Не вдаваясь в детали этого, вот уж почти сорок лет ведущегося спора, стоит, однако же, отметить вещь бесспорную. Клинт Иствуд, каких бы убеждений он ни придерживался, режиссер не только хороший, но и умный. Он может снять фильм морально небезупречный, но никогда не опустится до грубой агитки в стиле “Ворошиловского стрелка” (хотя режиссеры, работавшие с Иствудом как с актером, бывало, опускались). Все мотивировки его героя будут обстоятельно предъявлены, и на беззаконие он решится лишь тогда, когда зрителя многократно убедят в невозможности всех иных, законных выходов. Разумеется, ни один жанровый фильм не может обойтись без разного рода “допусков” (т.е. прорех в логике сюжета), — однако на то и нужны звезды в жанровом кино, чтобы зритель этих прорех не заметил. А уж харизматичности Клинта Иствуда может позавидовать даже Джек Николсон.
“Гран-Торино” – рассказ об одиноком старике, отпетом мизантропе, своевольном и деспотичном. Зовут его Уолт Ковальский, по происхождению он поляк, – что, однако, не мешает ему относиться с лютой брезгливостью ко всем прочим национальностям, населяющим США, будь то мексиканцы, ирландцы, итальянцы или китайцы. (Так называемых “чистых” американцев, WASP’ов, то есть “белых англосаксонских протестантов”, в фильме нет ни единого; Иствуд умен). Как и полагается истинному южанину-консерватору, у него есть звездно-полосатый флаг у входа в дом и заряженный винчестер. Иствуд не скупится на резкие, порой до гротеска, краски, рисуя своего героя в начале фильма личностью малоприятной. Перелом произойдет незаметно, но быстро: живущая по соседству семья китайцев, при виде которой поначалу Ковальский лишь плюется, подвергается нападению китайской же уличной банды. Что главного героя заинтересовало бы мало, если бы в пылу потасовки бандиты не заступили бы границу его газона. Отогнав нарушителей с помощью верного винчестера, Ковальский удостаивается пылкой признательности соседей. Дальше всё – как по нотам: постепенное сближение, общечеловеческая симпатия преодолевает национальные предрассудки, люди делятся не на белых и желтых, а на добрых и злых, – ну и так далее.

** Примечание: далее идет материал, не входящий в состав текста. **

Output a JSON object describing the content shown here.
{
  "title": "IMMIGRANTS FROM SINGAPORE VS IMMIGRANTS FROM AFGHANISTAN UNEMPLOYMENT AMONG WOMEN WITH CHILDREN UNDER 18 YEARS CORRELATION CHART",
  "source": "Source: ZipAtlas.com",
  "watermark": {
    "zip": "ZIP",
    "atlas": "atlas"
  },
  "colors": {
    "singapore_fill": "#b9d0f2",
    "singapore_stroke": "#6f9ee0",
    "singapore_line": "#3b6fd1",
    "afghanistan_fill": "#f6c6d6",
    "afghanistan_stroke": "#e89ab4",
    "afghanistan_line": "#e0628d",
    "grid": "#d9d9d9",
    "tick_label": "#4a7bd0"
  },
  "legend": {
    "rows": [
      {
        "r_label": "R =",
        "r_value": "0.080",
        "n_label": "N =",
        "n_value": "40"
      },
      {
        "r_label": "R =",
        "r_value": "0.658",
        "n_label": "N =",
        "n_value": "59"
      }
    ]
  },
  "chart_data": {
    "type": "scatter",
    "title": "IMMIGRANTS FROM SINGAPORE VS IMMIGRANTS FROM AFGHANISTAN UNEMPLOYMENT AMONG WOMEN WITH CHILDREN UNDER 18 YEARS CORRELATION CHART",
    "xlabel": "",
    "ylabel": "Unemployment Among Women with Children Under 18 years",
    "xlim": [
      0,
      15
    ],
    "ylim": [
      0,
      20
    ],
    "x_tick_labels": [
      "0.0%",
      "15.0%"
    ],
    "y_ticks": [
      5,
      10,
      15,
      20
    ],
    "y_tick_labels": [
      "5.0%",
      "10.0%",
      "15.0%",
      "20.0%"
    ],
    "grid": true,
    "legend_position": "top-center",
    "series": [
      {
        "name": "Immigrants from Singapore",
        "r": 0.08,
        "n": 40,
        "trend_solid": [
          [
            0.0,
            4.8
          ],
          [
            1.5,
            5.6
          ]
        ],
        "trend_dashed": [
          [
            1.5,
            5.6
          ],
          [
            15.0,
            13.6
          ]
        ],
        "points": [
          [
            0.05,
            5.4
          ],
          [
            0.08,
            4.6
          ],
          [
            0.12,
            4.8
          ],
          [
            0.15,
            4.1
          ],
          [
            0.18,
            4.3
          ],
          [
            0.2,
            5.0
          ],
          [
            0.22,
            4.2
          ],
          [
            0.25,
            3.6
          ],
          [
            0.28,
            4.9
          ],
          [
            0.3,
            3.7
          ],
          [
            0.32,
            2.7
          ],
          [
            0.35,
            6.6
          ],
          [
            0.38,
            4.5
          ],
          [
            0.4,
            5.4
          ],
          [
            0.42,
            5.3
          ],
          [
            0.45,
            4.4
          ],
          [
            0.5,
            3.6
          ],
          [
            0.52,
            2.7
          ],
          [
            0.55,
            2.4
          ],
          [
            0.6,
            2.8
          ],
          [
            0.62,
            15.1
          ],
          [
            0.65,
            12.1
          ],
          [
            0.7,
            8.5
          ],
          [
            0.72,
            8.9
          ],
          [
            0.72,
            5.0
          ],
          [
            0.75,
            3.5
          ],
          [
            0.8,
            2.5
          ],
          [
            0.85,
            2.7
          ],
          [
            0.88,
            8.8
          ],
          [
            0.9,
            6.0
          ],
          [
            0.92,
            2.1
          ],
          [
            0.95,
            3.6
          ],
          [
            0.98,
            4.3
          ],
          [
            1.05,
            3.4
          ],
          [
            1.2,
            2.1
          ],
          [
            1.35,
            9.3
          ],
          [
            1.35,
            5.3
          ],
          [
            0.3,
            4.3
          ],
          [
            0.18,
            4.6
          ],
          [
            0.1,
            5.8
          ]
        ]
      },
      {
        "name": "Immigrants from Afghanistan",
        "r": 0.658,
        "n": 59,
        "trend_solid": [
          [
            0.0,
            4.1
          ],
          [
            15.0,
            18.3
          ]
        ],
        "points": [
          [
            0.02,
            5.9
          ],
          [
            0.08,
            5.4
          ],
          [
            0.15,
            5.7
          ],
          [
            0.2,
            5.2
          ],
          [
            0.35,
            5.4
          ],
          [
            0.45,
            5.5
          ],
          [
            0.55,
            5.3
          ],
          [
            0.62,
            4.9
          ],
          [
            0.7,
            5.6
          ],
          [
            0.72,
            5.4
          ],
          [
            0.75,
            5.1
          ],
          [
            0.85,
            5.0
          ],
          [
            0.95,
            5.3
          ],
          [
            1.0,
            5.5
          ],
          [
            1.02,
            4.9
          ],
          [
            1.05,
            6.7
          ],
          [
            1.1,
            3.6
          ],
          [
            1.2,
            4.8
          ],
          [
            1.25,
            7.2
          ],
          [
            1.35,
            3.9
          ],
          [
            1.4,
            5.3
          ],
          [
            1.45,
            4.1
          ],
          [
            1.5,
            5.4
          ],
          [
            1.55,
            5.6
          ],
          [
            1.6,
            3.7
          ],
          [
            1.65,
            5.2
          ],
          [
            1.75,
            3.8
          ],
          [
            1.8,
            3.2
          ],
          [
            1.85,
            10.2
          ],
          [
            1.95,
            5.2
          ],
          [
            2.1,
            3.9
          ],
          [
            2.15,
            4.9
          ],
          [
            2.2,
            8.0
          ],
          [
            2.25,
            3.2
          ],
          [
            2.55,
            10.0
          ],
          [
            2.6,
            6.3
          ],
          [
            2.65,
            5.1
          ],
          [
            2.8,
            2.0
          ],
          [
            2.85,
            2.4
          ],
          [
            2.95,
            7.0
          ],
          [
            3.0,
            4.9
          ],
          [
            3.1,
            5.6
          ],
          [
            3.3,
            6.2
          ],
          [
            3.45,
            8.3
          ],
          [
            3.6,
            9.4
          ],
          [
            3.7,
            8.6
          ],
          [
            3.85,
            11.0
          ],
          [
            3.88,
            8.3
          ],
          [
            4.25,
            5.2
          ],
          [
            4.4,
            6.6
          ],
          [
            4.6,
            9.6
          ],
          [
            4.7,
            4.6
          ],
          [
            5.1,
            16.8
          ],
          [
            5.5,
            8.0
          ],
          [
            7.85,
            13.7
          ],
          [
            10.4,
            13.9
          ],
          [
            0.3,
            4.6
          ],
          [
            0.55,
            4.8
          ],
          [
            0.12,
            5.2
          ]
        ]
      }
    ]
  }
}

Не будь тут Клинта Иствуда, сценарий был бы невыносим. Но благодаря иствудовскому обаянию и уму дутый сценарий становится выносимым, не становясь правдоподобнее. Если присмотреться, Иствуд, дабы оправдать “духовную эволюцию” своего героя, вынужден идти на подтасовку, которая ставит под сомнение весь пафос не только сценаристов, но и его, режиссера, собственный. Неистовая, тотальная ксенофобия Ковальского, как только это становится нужно по сюжету, ловко выдается за врожденную сварливость характера; та же, получасом позже и с временным переходом в комедийный регистр, – и вовсе за специфику натуры “настоящего мужчины”. Он, мол, просто так общается – но за дубленой кожей скрывается высокий дух. Ему нужен лишь случай, чтобы подойти поближе и убедиться в том, что его соседи-китайцы совсем не так плохи, и дела сразу пойдут на лад.
Впервые попав в дом к соседям, он брезгливо морщится на окружающих, но – само собой, не так ли? – автоматически гладит по голове маленькую девочку. И с головой выдает трюк, то есть фальшь, исходного положения, которое-де таким чудесным образом превратится к финалу в свою противоположность. Мистер Иствуд, расскажите нам об антисемитах, которые уничтожали в лагерях лишь взрослых евреев, оберегая их детей. Или о ксенофобах, которые никогда не тронут таджикской девочки – ведь она сама невинность. Фильм “Гран-Торино” построен умно и хитро. Но на таком материале перехитрить можно лишь самого себя.